Saturday, March 5, 2016
Registered Nurse Carol Rustebakke from Delta Health was the winner of the Nightingale Luminary Award for Western Colorado in an awards banquet in Grand Junction, according to Jody Roeber, Chief Clinical Officer from Delta Health. Rustebakke is a dedicated nurse of 43 years.
She won this award for “Innovation in Clinical Practice”. As a Critical Care Nurse, Rustebakke observed a need for improved prevention and education regarding wound care and prevention. She became wound care-certified and worked endlessly to establish a vibrant and effective wound and ostomy program at Delta Health starting in 2008. Her 43 years of professional nursing experience provided her the knowledge and expertise to educate nurses and physicians about the importance of identifying and caring for vulnerable patients. She developed additional policies and procedures, including specialty wound care products. Because of her dedication and expertise the number of skin care complications due to pressure ulcers, have reduced significantly in the past seven years.
“Now education and follow-up is available for many patients close to home, whose ostomy and wound care would have been referred to health care facilities a distance away from Delta County prior to 2008,” commented Roeber.
She will be honored at the State Nightingale event with five other Western Colorado Nurses on May 7, 2016 in Denver.

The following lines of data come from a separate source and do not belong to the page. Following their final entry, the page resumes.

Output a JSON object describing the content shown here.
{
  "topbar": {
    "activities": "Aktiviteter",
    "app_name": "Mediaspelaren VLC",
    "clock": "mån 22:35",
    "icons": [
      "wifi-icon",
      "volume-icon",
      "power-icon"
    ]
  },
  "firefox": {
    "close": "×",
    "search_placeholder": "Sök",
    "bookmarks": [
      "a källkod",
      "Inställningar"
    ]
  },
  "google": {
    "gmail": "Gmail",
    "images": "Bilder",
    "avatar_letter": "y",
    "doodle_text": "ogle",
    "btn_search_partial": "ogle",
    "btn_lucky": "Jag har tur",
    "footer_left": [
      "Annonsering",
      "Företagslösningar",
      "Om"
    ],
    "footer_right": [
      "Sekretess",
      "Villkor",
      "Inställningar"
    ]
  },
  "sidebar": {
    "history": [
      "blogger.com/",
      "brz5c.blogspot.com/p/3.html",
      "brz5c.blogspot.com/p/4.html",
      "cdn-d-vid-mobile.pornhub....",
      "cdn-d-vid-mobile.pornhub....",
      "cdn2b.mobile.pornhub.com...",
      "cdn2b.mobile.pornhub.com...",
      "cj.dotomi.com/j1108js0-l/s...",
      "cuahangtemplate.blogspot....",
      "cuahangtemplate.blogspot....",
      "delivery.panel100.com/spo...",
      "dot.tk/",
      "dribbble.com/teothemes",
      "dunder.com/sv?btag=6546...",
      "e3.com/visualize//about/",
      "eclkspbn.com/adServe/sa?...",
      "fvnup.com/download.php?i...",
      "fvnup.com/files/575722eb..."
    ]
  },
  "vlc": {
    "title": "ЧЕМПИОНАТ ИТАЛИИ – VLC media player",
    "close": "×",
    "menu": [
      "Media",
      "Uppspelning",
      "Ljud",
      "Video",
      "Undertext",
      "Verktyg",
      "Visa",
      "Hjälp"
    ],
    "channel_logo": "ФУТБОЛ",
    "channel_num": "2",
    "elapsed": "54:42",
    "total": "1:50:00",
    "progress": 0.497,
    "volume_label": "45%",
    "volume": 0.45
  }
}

Other Delta Health RN nominees included: Rhonda Gavin, RN, a Medical-Surgical nurse, Felicia Grant, RN and Donna Ragland, RN, both Charge Nurses on the Medical-Surgical Unit, Connie Pieper, RN and Linda Speedie, RN, Intensive Care Unit nurses. The last Nightingale nominee from Delta Health who went onto to the State Event was 20 years ago.
Delta Health is very proud of their 2015 nominees and thanks them for their dedication to the profession and the extra mile they go to provide care and excellence to their patients and their community, commented CCO Roeber.
The Western Colorado Nightingale Event celebrated their 31st year of recognizing and celebrating nurses on the Western Slope. It has been a way to honor nurses who best exemplify the philosophy and nursing practice of Florence Nightingale, a 19th century nursing pioneer. Nurses from across the State are recognized and nominated by their peers, supervisors, family and patients. For the past several years the State Nightingale Committee has expanded the categories into two main categories: 1) Clinical Practice which recognizes those nurses who provide direct patient care and 2) Administrative/Education and Alternative Nursing, which recognizes nurses who impact other nurses, patients, and the community.